3. De raad betoogt dat het beroep van [appellant], gelet op de toepasselijkheid van artikel 1.6, tweede lid, en artikel 1.6a van de Crisis- en herstelwet (hierna: de Chw) op de procedure, niet-ontvankelijk dient te worden verklaard, omdat het beroep niet tijdig van gronden is voorzien.

3.1. Ingevolge artikel 6:5, eerste lid, aanhef en onder d, van de Algemene wet bestuursrecht (hierna: de Awb) bevat het beroepschrift de gronden van het beroep.

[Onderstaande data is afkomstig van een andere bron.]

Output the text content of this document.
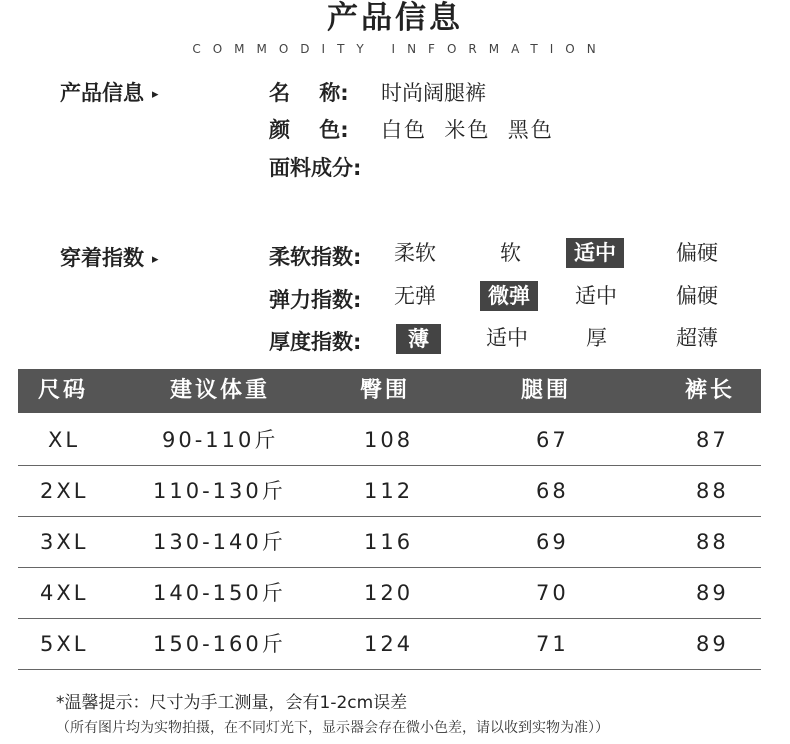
产品信息
COMMODITY INFORMATION
产品信息 ▸	名    称: 时尚阔腿裤
颜    色: 白色  米色  黑色
面料成分:
穿着指数 ▸	柔软指数:	柔软	软	适中	偏硬
弹力指数:	无弹	微弹	适中	偏硬
厚度指数:	薄	适中	厚	超薄
尺码	建议体重	臀围	腿围	裤长
XL	90-110斤	108	67	87
2XL	110-130斤	112	68	88
3XL	130-140斤	116	69	88
4XL	140-150斤	120	70	89
5XL	150-160斤	124	71	89
*温馨提示：尺寸为手工测量，会有1-2cm误差
（所有图片均为实物拍摄，在不同灯光下，显示器会存在微小色差，请以收到实物为准））
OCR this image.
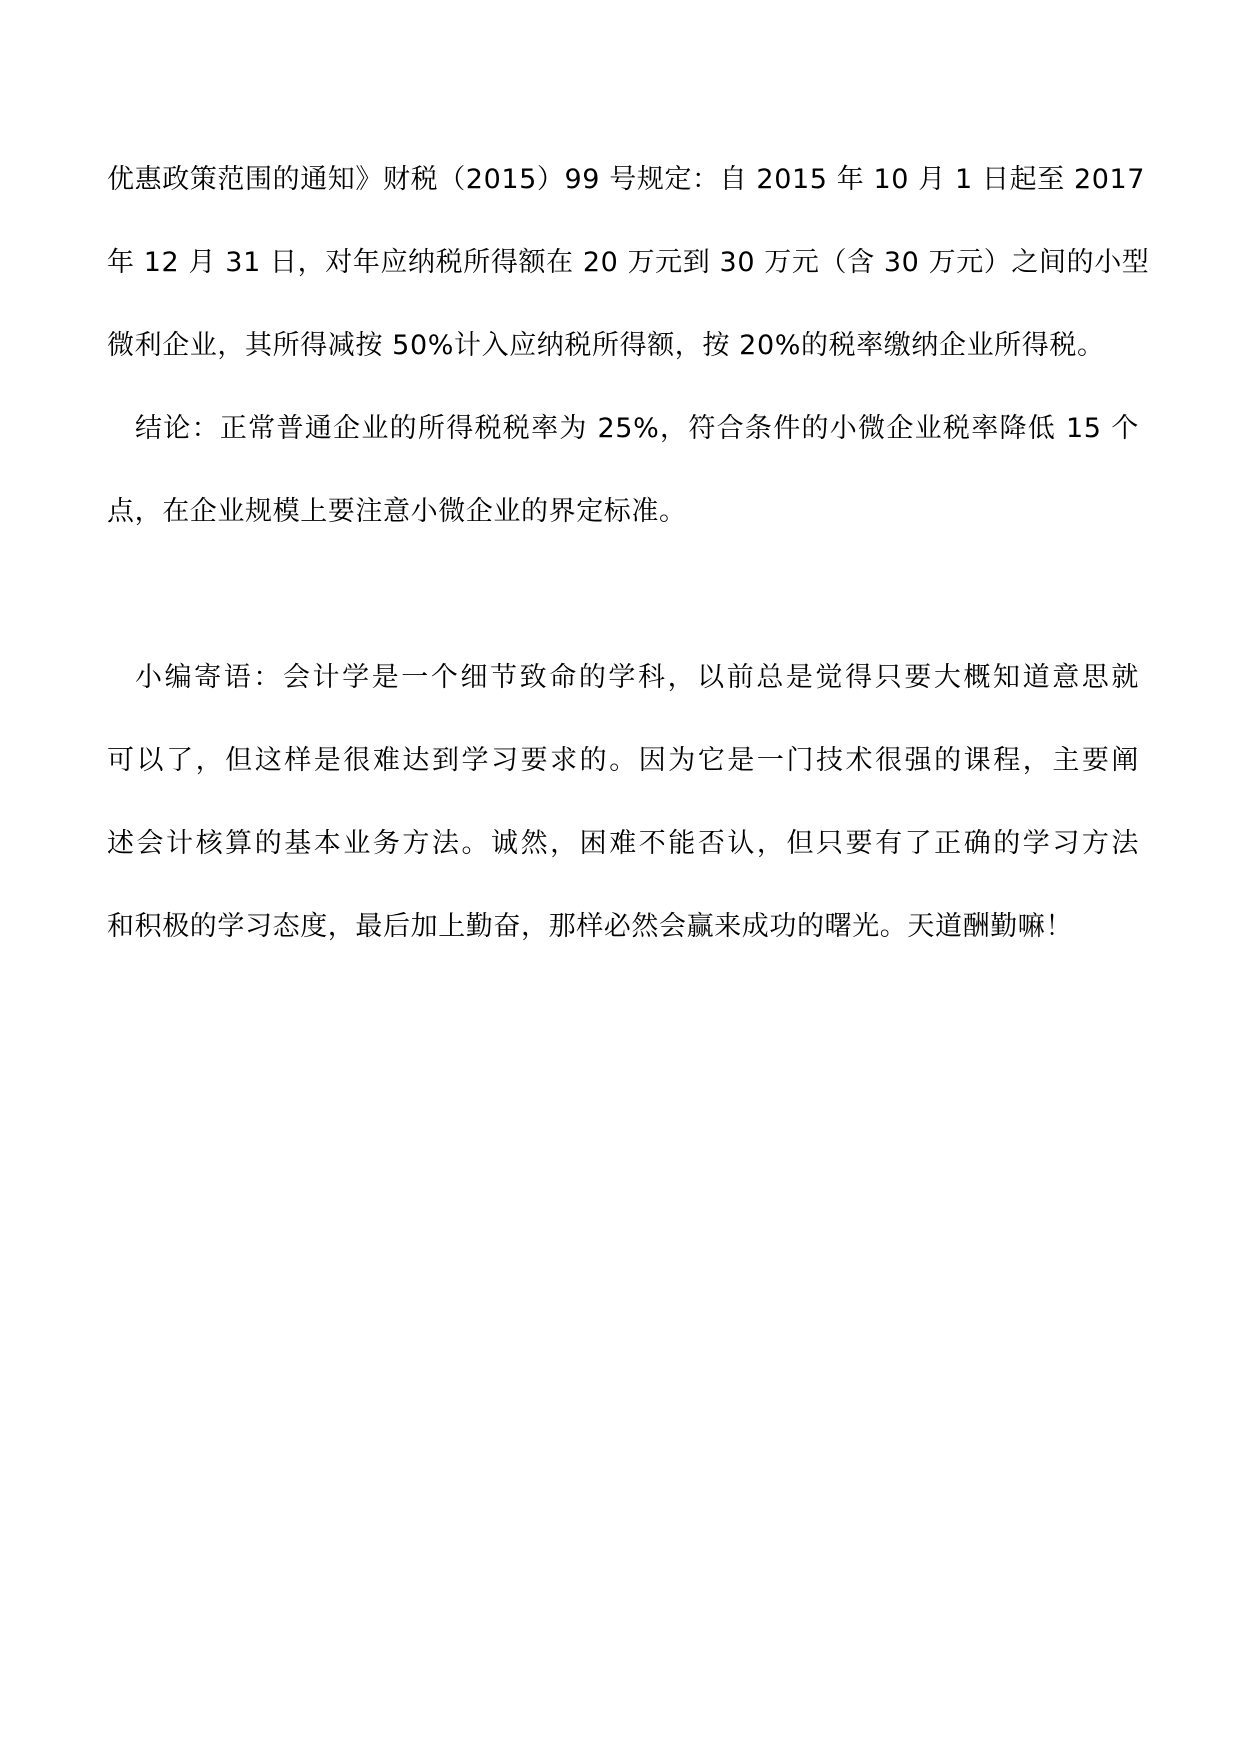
优惠政策范围的通知》财税（2015）99 号规定：自 2015 年 10 月 1 日起至 2017
年 12 月 31 日，对年应纳税所得额在 20 万元到 30 万元（含 30 万元）之间的小型
微利企业，其所得减按 50%计入应纳税所得额，按 20%的税率缴纳企业所得税。
结论：正常普通企业的所得税税率为 25%，符合条件的小微企业税率降低 15 个
点，在企业规模上要注意小微企业的界定标准。
小编寄语：会计学是一个细节致命的学科，以前总是觉得只要大概知道意思就
可以了，但这样是很难达到学习要求的。因为它是一门技术很强的课程，主要阐
述会计核算的基本业务方法。诚然，困难不能否认，但只要有了正确的学习方法
和积极的学习态度，最后加上勤奋，那样必然会赢来成功的曙光。天道酬勤嘛！
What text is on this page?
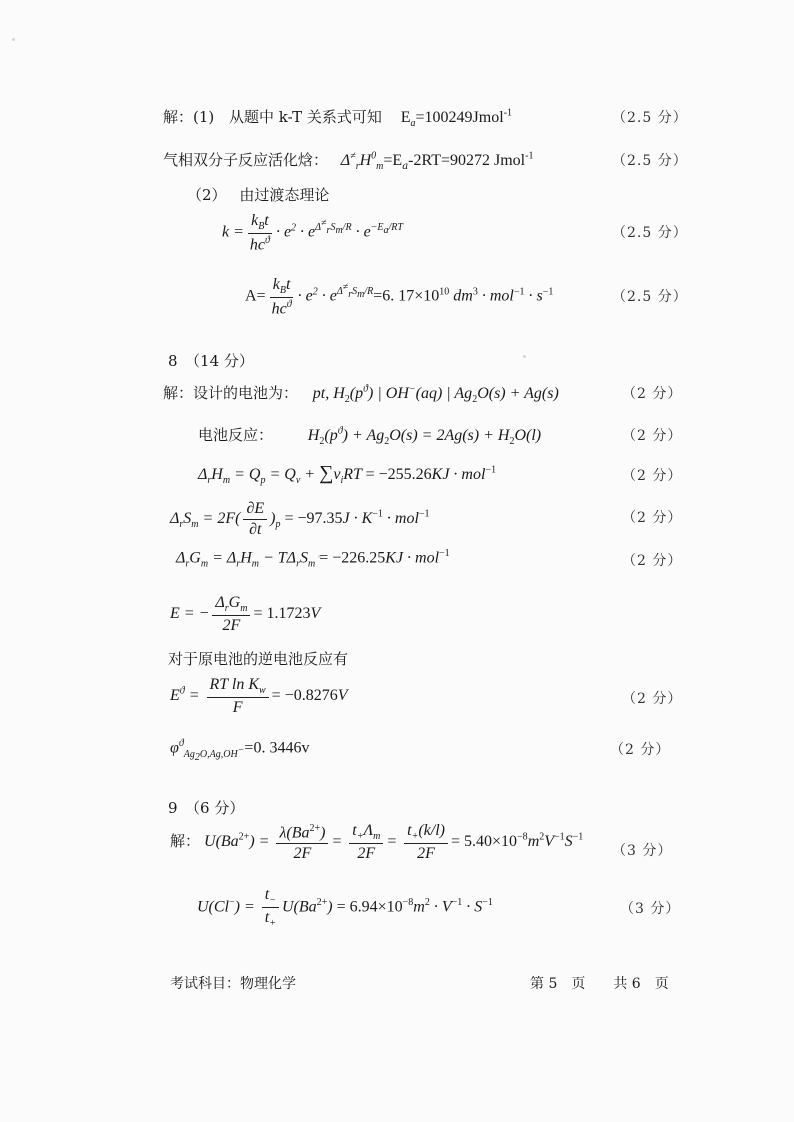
解：(1) 从题中 k-T 关系式可知 $E_a=100249Jmol^{-1}$	（2.5 分）
气相双分子反应活化焓： $\Delta^\ne_rH^0_m=E_a-2RT=90272$ Jmol$^{-1}$	（2.5 分）
（2） 由过渡态理论
$k = \frac{k_Bt}{hc^ϑ} \cdot e^2 \cdot e^{\Delta^\ne_rS_m/R} \cdot e^{-E_a/RT}$	（2.5 分）
$A= \frac{k_Bt}{hc^ϑ} \cdot e^2 \cdot e^{\Delta^\ne_rS_m/R}=6$. $17\times 10^{10}$ $dm^3 \cdot mol^{-1} \cdot s^{-1}$	（2.5 分）
8　（14 分）
解：设计的电池为： pt, $H_2(p^ϑ)$ | OH−(aq) | $Ag_2O(s) + Ag(s)$	（2 分）
电池反应： $H_2(p^ϑ) + Ag_2O(s) = 2Ag(s) + H_2O(l)$	（2 分）
$\Delta_rH_m = Q_p = Q_v + \sum\nu_iRT = -255.26KJ \cdot mol^{-1}$	（2 分）
$\Delta_rS_m = 2F( \frac{\partial E}{\partial t} )_p = -97.35J \cdot K^{-1} \cdot mol^{-1}$	（2 分）
$\Delta_rG_m = \Delta_rH_m - T\Delta_rS_m = -226.25KJ \cdot mol^{-1}$	（2 分）
E = − $\frac{\Delta_rG_m}{2F} = 1.1723V$
对于原电池的逆电池反应有
$E^ϑ = \frac{RT \ln K_w}{F} = -0.8276V$	（2 分）
$\varphi^ϑ_{Ag_2O,Ag,OH^-}=0$. 3446v	（2 分）
9　（6 分）
解： $U(Ba^{2+}) = \frac{\lambda(Ba^{2+})}{2F} = \frac{t_+\Lambda_m}{2F} = \frac{t_+(k/l)}{2F} = 5.40\times 10^{-8}m^2V^{-1}S^{-1}$
（3 分）
$U(Cl^-) = \frac{t_-}{t_+} U(Ba^{2+}) = 6.94\times 10^{-8}m^2 \cdot V^{-1} \cdot S^{-1}$	（3 分）
考试科目：物理化学	第 5　页　　共 6　页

Ingevolge artikel 6:6, aanhef onder a, kan het beroep niet-ontvankelijk worden verklaard, indien niet is voldaan aan artikel 6:5 of aan enig ander bij de wet gesteld vereiste voor het in behandeling nemen van het beroep, mits de indiener de gelegenheid heeft gehad het verzuim te herstellen binnen een hem daartoe gestelde termijn.

Ingevolge artikel 6:7 bedraagt de termijn voor het indienen van een beroepschrift zes weken.

Ingevolge artikel 6:8, vierde lid, vangt de beroepstermijn voor een geval als hier aan de orde aan met ingang van de dag na die waarop het besluit overeenkomstig artikel 3:44, eerste lid, onderdeel a, ter inzage is gelegd.

Ingevolge artikel 1.6, tweede lid, van de Chw is het beroep, in afwijking van artikel 6:6 van de Awb, niet-ontvankelijk indien niet is voldaan aan artikel 6:5, eerste lid, onderdeel d, van die wet.

Ingevolge artikel 1.6a kunnen na afloop van de termijn voor het instellen van beroep geen beroepsgronden meer worden aangevoerd.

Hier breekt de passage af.